The Stochastic-Calculus Approach to Selected Topics in Information Theory

Abstract

We study the following three information-theoretic problems using tools derived from stochastic calculus: the multi-receiver Poisson channel, lossy compression of point-processes, and the second-order coding rate in discrete memoryless channels (DMCs) with feedback. We obtain a general formula for the mutual information involving the point processes that allows for conditioning and the use of auxiliary random variables. We then use this formula to compute necessary and sufficient conditions under which one Poisson channel is less noisy and/or more capable than another, which turn out to be distinct from the conditions under which this ordering holds for the discretized versions of the channels. We also use the general formula to determine the capacity region of various multi-receiver Poisson channel. We introduce a new distortion measure for point processes called functional covering distortion. We obtain the distortion-rate function with feedforward under this distortion measure for a large class of point processes. For Poisson processes, stronger results are obtained by constraining the reconstruction.
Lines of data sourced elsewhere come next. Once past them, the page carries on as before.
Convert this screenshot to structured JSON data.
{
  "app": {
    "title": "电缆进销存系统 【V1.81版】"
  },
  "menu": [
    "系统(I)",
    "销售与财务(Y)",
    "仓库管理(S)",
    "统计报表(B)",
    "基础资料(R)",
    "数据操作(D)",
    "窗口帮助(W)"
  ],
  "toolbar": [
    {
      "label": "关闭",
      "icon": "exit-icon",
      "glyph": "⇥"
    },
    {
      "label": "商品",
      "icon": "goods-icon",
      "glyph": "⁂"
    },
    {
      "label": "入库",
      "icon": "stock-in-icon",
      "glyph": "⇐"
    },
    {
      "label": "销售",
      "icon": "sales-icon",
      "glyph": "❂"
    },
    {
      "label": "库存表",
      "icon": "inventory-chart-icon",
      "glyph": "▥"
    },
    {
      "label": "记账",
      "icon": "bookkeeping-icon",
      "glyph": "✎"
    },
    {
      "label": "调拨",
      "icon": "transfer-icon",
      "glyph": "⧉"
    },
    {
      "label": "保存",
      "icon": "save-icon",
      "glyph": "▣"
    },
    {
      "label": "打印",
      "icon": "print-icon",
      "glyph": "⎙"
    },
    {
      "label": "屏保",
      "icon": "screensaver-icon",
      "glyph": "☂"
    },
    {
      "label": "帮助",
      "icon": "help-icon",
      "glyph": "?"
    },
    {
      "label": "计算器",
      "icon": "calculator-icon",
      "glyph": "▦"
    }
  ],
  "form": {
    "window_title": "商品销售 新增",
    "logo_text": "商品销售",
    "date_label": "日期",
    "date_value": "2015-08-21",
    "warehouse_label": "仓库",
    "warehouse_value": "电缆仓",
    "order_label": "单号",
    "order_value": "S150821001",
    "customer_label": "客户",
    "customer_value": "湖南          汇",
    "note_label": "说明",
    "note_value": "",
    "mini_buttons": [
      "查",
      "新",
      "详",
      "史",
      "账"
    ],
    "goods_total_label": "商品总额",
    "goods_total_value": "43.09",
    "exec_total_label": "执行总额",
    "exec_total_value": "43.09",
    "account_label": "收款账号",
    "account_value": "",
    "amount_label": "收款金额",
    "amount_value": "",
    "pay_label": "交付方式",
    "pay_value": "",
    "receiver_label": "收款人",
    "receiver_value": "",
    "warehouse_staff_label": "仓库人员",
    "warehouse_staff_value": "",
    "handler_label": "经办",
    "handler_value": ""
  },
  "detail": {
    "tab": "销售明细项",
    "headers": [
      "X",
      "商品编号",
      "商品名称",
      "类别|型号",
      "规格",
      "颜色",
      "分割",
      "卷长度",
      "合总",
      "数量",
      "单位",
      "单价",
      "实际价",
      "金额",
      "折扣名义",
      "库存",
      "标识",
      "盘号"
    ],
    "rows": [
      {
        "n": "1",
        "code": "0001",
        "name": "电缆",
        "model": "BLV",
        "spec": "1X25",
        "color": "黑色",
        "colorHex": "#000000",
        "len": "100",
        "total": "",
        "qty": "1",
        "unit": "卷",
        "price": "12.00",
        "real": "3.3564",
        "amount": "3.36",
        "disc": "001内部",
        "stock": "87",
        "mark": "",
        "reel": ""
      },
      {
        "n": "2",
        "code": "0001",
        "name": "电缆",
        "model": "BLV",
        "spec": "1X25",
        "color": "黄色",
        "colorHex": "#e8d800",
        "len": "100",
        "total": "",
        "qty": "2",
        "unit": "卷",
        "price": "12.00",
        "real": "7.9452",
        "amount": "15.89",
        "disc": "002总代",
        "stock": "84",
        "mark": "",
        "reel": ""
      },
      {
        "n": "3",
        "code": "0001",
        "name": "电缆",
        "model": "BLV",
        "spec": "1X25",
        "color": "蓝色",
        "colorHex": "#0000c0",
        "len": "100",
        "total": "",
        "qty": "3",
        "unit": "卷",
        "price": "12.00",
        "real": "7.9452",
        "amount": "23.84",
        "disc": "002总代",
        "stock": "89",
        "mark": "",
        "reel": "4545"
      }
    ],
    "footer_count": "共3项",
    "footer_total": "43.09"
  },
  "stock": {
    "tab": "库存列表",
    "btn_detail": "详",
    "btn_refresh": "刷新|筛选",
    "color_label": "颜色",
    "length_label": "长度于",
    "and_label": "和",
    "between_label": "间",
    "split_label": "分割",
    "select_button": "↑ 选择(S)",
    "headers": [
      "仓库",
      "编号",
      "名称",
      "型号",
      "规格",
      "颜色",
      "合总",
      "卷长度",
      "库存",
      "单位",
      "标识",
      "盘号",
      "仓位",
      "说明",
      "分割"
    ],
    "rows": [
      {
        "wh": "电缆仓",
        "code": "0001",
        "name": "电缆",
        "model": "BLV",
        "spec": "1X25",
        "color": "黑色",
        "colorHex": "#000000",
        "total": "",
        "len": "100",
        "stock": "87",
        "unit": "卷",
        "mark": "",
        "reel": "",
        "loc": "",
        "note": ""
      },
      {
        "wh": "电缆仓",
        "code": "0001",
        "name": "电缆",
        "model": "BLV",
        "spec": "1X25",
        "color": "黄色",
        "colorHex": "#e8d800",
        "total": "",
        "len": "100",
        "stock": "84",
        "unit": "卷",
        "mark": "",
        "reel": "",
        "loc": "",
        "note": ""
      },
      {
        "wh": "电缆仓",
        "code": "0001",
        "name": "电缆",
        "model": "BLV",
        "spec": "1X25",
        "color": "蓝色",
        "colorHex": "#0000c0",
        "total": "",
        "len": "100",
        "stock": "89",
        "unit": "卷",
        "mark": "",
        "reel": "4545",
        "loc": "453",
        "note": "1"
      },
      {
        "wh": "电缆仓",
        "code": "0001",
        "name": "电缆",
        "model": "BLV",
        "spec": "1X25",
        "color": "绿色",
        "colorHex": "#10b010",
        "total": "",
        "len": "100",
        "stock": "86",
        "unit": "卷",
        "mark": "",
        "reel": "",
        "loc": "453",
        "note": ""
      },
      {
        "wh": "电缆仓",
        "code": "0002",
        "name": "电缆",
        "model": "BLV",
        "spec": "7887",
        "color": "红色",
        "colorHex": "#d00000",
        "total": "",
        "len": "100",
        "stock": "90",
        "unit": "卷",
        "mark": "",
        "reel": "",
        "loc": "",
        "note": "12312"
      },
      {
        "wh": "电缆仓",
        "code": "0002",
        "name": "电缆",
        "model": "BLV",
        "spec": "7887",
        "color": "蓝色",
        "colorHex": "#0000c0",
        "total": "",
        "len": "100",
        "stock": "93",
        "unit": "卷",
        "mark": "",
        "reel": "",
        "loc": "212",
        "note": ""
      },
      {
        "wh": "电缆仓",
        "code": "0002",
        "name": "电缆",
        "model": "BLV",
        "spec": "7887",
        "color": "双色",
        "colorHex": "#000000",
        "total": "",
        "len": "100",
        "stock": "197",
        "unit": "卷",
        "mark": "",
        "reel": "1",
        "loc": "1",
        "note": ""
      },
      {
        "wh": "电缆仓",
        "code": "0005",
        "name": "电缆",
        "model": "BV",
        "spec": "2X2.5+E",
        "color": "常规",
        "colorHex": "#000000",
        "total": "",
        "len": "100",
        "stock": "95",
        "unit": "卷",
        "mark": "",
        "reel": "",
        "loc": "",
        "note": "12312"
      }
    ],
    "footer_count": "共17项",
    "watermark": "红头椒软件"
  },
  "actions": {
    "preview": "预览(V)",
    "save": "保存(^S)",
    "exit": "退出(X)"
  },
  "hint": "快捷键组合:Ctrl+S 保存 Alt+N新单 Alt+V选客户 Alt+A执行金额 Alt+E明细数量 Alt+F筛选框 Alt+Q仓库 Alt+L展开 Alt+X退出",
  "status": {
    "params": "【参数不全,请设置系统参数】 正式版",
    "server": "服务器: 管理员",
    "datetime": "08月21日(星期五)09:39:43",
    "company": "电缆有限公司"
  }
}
We derive the rate-distortion function for this constrained functional-covering and show that feedforward does not improve it. Moreover, we characterize the rate-distortion region for a two-encoder CEO problem for Poisson process and show that feedforward does not improve this region. As a corollary, we obtain the rate-distortion region of remote Poisson source. A strong data processing inequality for Poisson processes under superposition is derived to prove the converse of the CEO problem. For DMCs, we show that feedback does not improve the second-order coding rate for a class of DMCs which complements the class of channels for which feedback is known to improve the second-order coding rate. We derive an upper bound on the achievable rate with feedback utilizing a novel proof technique for general DMCs.